Labor costings suggest it will deliver a bigger surplus
The headline is misleading. The costings don’t suggest any such thing – Labor is claiming it will deliver a bigger surplus.
[Bowen claims that] There will be $154 billion in extra revenue over 10 years, coming from five areas of tax reform — franking credits, negative gearing and capital gains tax, trusts, multinationals and accountant deductions, and superannuation concessions;
It is easy to show, that all of the claims are a joke:
- Franking credits: People who weighted their super heavily toward fully-franked shares precisely to have an income in retirement, will be forced to sell their shares and many may end up on the Age pension. The precedent of taxing individuals and SMSFs and not funds or companies will have further side effects.
- [Abolishment of] Negative Gearing and Capital Gains tax [discount]:
In October, independent modelling showed that “Labor’s $32 billion plan to end negative gearing for existing homes and slash the capital gains discount would lead to a fall in new housing construction of up to 42,000 dwellings over five years and 32,000 fewer jobs across the country”, see “Bill’s costings exposed“
- Trusts: Do Bowen and Shorten seriously think that people won’t move their capital out of reach of his grasping socialist claws and into a company structure?
- Multinationals: It is one thing pointing out the profit-shifting taking place and quite another collecting it.
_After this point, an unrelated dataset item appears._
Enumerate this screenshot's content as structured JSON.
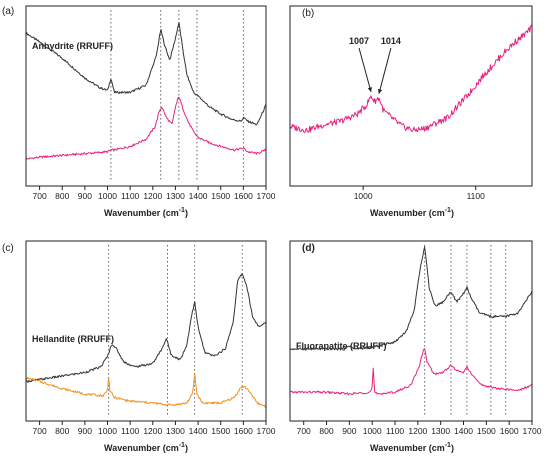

Swan was aware of profit-shifting and failed to do anything about it. Hockey started to address it in the only way possible, by agreement with other countries – that doesn’t happen overnight. Australia’s position in the top quartile of taxation of multinationals will result in less foreign investment.
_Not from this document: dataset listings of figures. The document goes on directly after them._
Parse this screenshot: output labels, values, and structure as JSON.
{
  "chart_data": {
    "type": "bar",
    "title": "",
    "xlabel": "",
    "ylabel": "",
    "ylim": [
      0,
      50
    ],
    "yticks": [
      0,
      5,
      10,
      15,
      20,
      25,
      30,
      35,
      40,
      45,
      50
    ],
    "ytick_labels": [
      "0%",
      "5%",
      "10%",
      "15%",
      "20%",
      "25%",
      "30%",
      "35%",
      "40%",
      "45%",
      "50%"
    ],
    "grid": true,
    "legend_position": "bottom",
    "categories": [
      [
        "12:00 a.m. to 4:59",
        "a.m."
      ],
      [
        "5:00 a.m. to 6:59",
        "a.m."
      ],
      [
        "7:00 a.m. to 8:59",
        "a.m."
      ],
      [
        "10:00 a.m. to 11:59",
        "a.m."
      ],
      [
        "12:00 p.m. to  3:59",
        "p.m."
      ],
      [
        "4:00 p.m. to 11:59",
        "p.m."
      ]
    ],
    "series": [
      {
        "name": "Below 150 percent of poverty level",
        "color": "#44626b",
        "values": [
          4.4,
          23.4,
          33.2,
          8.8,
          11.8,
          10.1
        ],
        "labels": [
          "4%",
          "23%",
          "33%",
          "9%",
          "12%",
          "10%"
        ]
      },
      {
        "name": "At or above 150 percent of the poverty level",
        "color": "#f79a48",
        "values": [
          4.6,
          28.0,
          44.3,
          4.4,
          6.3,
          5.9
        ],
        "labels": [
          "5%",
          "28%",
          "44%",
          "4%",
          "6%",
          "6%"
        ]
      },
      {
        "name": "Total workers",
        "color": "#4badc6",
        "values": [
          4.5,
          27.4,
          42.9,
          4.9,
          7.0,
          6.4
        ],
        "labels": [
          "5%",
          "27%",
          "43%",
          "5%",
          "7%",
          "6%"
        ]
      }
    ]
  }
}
- Accountant deductions: LOL! High income individuals will simply employ their accountants in a company structure.
- Superannuation concessions: A nation’s wealth is built on savings, reinvested into infrastructure, mining, energy, manufacturing and other enterprises. The Shorten team regards *your* savings as their entitlement, to waste on unnecessary welfare and voter bribes. Jobs created by investment of super will *reduce* welfare expenditure.
But Bowen doesn’t even mention the biggest cost of Shorten’s policies: his 45% Renewables policy, which will add 336,000 to the unemployment queue, costing up to $7.5b per annum (with the other job losses, totalling 506,000) and loss of income tax revenue, because unemployed people don’t pay tax.